Anschaulicher Weg in die Moderne
Der "Historische Strukturatlas der Schweiz" zeigt die Entstehung der modernen Schweiz. Er dokumentiert fundamentale Veränderungen zwischen dem Ende des 19. und dem Anfang des 20. Jahrhunderts. Am Freitag (24.08.) wurde er im Verkehrshaus in Luzern vorgestellt.
In der zweiten Hälfte des 19. Jahrhunderts entstand in der Schweiz das Schienennetz. Es war die Grundlage zu einem entscheidenden Umbruch. Einerseits lösten sich die Zentren von den natürlichen Ressourcen ihrer Nahbereiche.

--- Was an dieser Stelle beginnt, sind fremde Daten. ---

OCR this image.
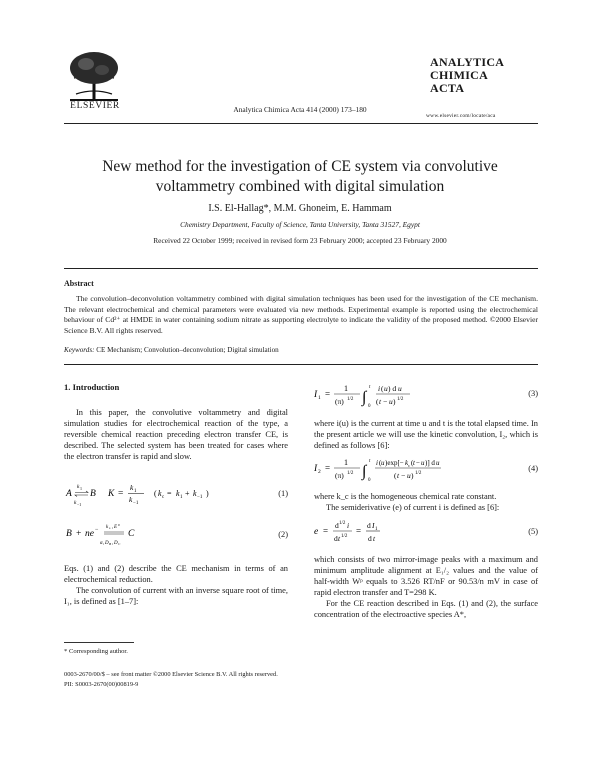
ELSEVIER	Analytica Chimica Acta 414 (2000) 173–180
ANALYTICA
CHIMICA
ACTA
www.elsevier.com/locate/aca
New method for the investigation of CE system via convolutive voltammetry combined with digital simulation
I.S. El-Hallag*, M.M. Ghoneim, E. Hammam
Chemistry Department, Faculty of Science, Tanta University, Tanta 31527, Egypt
Received 22 October 1999; received in revised form 23 February 2000; accepted 23 February 2000
Abstract
The convolution–deconvolution voltammetry combined with digital simulation techniques has been used for the investigation of the CE mechanism. The relevant electrochemical and chemical parameters were evaluated via new methods. Experimental example is reported using the electrochemical behaviour of Cd²⁺ at HMDE in water containing sodium nitrate as supporting electrolyte to indicate the validity of the proposed method. ©2000 Elsevier Science B.V. All rights reserved.
Keywords: CE Mechanism; Convolution–deconvolution; Digital simulation
1. Introduction

In this paper, the convolutive voltammetry and digital simulation studies for electrochemical reaction of the type, a reversible chemical reaction preceding electron transfer CE, is described. The selected system has been treated for cases where the electron transfer is rapid and slow.

A
k 1
k −1
B K =
k 1
k −1
( k c = k 1 + k −1 )	(1)
B + ne − k s , E 0
α , D B , D C
C	(2)

Eqs. (1) and (2) describe the CE mechanism in terms of an electrochemical reduction.

The convolution of current with an inverse square root of time, I₁, is defined as [1–7]:

I 1 =
1
(π) 1/2 ∫
t
0
i ( u ) d u
( t − u ) 1/2
(3)

where i(u) is the current at time u and t is the total elapsed time. In the present article we will use the kinetic convolution, I₂, which is defined as follows [6]:

I 2 =
1
(π) 1/2 ∫
t
0
i ( u )exp[− k c ( t − u )] d u
( t − u ) 1/2
(4)

where k_c is the homogeneous chemical rate constant.

The semiderivative (e) of current i is defined as [6]:

e =
d 1/2 i
d t 1/2
=
d I 1
d t
(5)

which consists of two mirror-image peaks with a maximum and minimum amplitude alignment at E₁/₂ values and the value of half-width Wᵖ equals to 3.526 RT/nF or 90.53/n mV in case of rapid electron transfer and T=298 K.

For the CE reaction described in Eqs. (1) and (2), the surface concentration of the electroactive species A*,

* Corresponding author.
0003-2670/00/$ – see front matter ©2000 Elsevier Science B.V. All rights reserved.
PII: S0003-2670(00)00819-9
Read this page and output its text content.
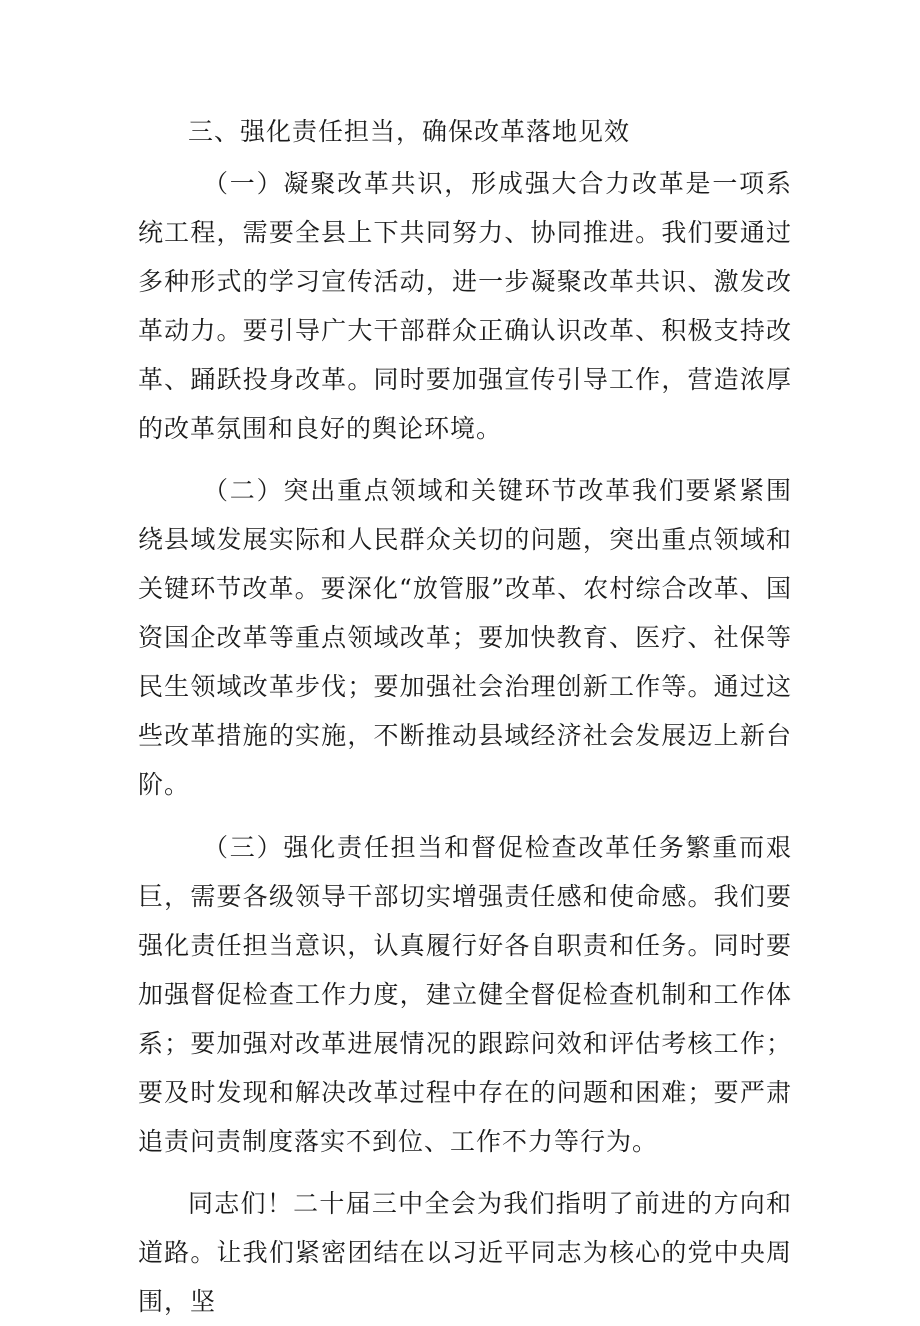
三、强化责任担当，确保改革落地见效

（一）凝聚改革共识，形成强大合力改革是一项系统工程，需要全县上下共同努力、协同推进。我们要通过多种形式的学习宣传活动，进一步凝聚改革共识、激发改革动力。要引导广大干部群众正确认识改革、积极支持改革、踊跃投身改革。同时要加强宣传引导工作，营造浓厚的改革氛围和良好的舆论环境。

（二）突出重点领域和关键环节改革我们要紧紧围绕县域发展实际和人民群众关切的问题，突出重点领域和关键环节改革。要深化“放管服”改革、农村综合改革、国资国企改革等重点领域改革；要加快教育、医疗、社保等民生领域改革步伐；要加强社会治理创新工作等。通过这些改革措施的实施，不断推动县域经济社会发展迈上新台阶。

（三）强化责任担当和督促检查改革任务繁重而艰巨，需要各级领导干部切实增强责任感和使命感。我们要强化责任担当意识，认真履行好各自职责和任务。同时要加强督促检查工作力度，建立健全督促检查机制和工作体系；要加强对改革进展情况的跟踪问效和评估考核工作；要及时发现和解决改革过程中存在的问题和困难；要严肃追责问责制度落实不到位、工作不力等行为。

同志们！二十届三中全会为我们指明了前进的方向和道路。让我们紧密团结在以习近平同志为核心的党中央周围，坚
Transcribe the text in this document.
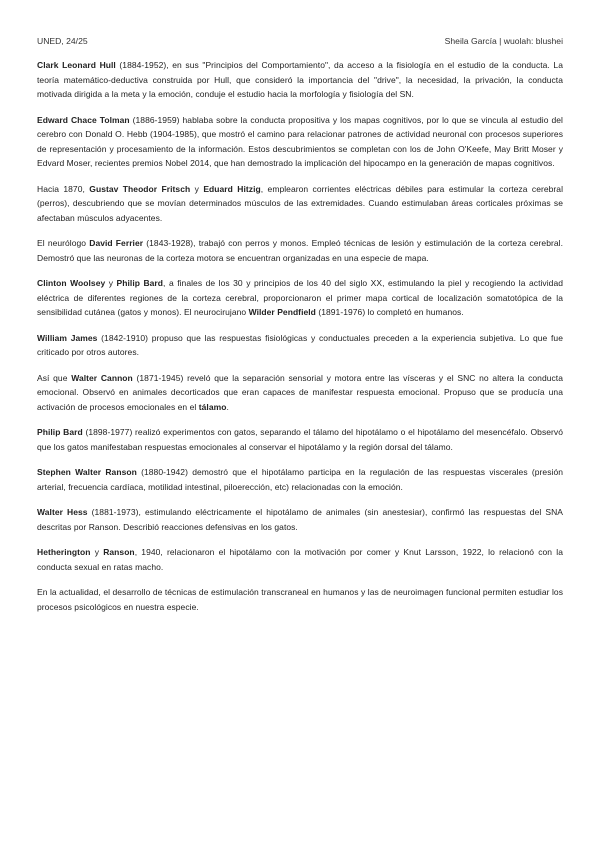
UNED, 24/25	Sheila García | wuolah: blushei

Clark Leonard Hull (1884-1952), en sus "Principios del Comportamiento", da acceso a la fisiología en el estudio de la conducta. La teoría matemático-deductiva construida por Hull, que consideró la importancia del "drive", la necesidad, la privación, la conducta motivada dirigida a la meta y la emoción, conduje el estudio hacia la morfología y fisiología del SN.

Edward Chace Tolman (1886-1959) hablaba sobre la conducta propositiva y los mapas cognitivos, por lo que se vincula al estudio del cerebro con Donald O. Hebb (1904-1985), que mostró el camino para relacionar patrones de actividad neuronal con procesos superiores de representación y procesamiento de la información. Estos descubrimientos se completan con los de John O'Keefe, May Britt Moser y Edvard Moser, recientes premios Nobel 2014, que han demostrado la implicación del hipocampo en la generación de mapas cognitivos.

Hacia 1870, Gustav Theodor Fritsch y Eduard Hitzig, emplearon corrientes eléctricas débiles para estimular la corteza cerebral (perros), descubriendo que se movían determinados músculos de las extremidades. Cuando estimulaban áreas corticales próximas se afectaban músculos adyacentes.

El neurólogo David Ferrier (1843-1928), trabajó con perros y monos. Empleó técnicas de lesión y estimulación de la corteza cerebral. Demostró que las neuronas de la corteza motora se encuentran organizadas en una especie de mapa.

Clinton Woolsey y Philip Bard, a finales de los 30 y principios de los 40 del siglo XX, estimulando la piel y recogiendo la actividad eléctrica de diferentes regiones de la corteza cerebral, proporcionaron el primer mapa cortical de localización somatotópica de la sensibilidad cutánea (gatos y monos). El neurocirujano Wilder Pendfield (1891-1976) lo completó en humanos.

William James (1842-1910) propuso que las respuestas fisiológicas y conductuales preceden a la experiencia subjetiva. Lo que fue criticado por otros autores.

Así que Walter Cannon (1871-1945) reveló que la separación sensorial y motora entre las vísceras y el SNC no altera la conducta emocional. Observó en animales decorticados que eran capaces de manifestar respuesta emocional. Propuso que se producía una activación de procesos emocionales en el tálamo.

Philip Bard (1898-1977) realizó experimentos con gatos, separando el tálamo del hipotálamo o el hipotálamo del mesencéfalo. Observó que los gatos manifestaban respuestas emocionales al conservar el hipotálamo y la región dorsal del tálamo.

Stephen Walter Ranson (1880-1942) demostró que el hipotálamo participa en la regulación de las respuestas viscerales (presión arterial, frecuencia cardíaca, motilidad intestinal, piloerección, etc) relacionadas con la emoción.

Walter Hess (1881-1973), estimulando eléctricamente el hipotálamo de animales (sin anestesiar), confirmó las respuestas del SNA descritas por Ranson. Describió reacciones defensivas en los gatos.

Hetherington y Ranson, 1940, relacionaron el hipotálamo con la motivación por comer y Knut Larsson, 1922, lo relacionó con la conducta sexual en ratas macho.

En la actualidad, el desarrollo de técnicas de estimulación transcraneal en humanos y las de neuroimagen funcional permiten estudiar los procesos psicológicos en nuestra especie.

Anderseits erlaubte die Bahn den Zugriff auf (inter)nationale Gütermärkte.
Das ermöglichte Urbanisierungs-Prozesse. Raumgefüge und Gesellschaft wurden von Grund auf umgepflügt. Orte mit Bahnanschluss hatten einen Standortvorteil. Es bildeten sich Ballungszentrum und periphere Regionen, die die Schweiz bis heute prägen.
Der Strukturatlas, erschienen im «hier+jetzt Verlag», macht solche Veränderungen anschaulich: Mit Grafiken, mit Zahlen und nicht zuletzt mit Texten, die über das blosse Kommentieren von Zahlen hinausgehen und auch Querverweise einschliessen. So korrigiert das Buch etwa den Begriff der «Transportrevolution».
Bahn nur ein Element der «Transport-Revolution»
Der oft betonte Zusammenhang zwischen Eisenbahnbau, Industrialisierung und Urbanisierung nähre die falsche Vorstellung, die Verkehrs-Entwicklung habe zuvor stagniert, meint Autor Thomas Frey. Zudem sei die Bahn – neben Post, Telegrafie, Telefon und Presse – nur ein Element der «Transportrevolution».
Gegliedert ist der Strukturatlas nach Schwerpunkten: Demografie, Wirtschaft, Verkehr und Kommunikation sowie Gesellschaft. In diese Darstellungen sind eine Fülle von teilweise noch unpublizierten Daten eingeflossen.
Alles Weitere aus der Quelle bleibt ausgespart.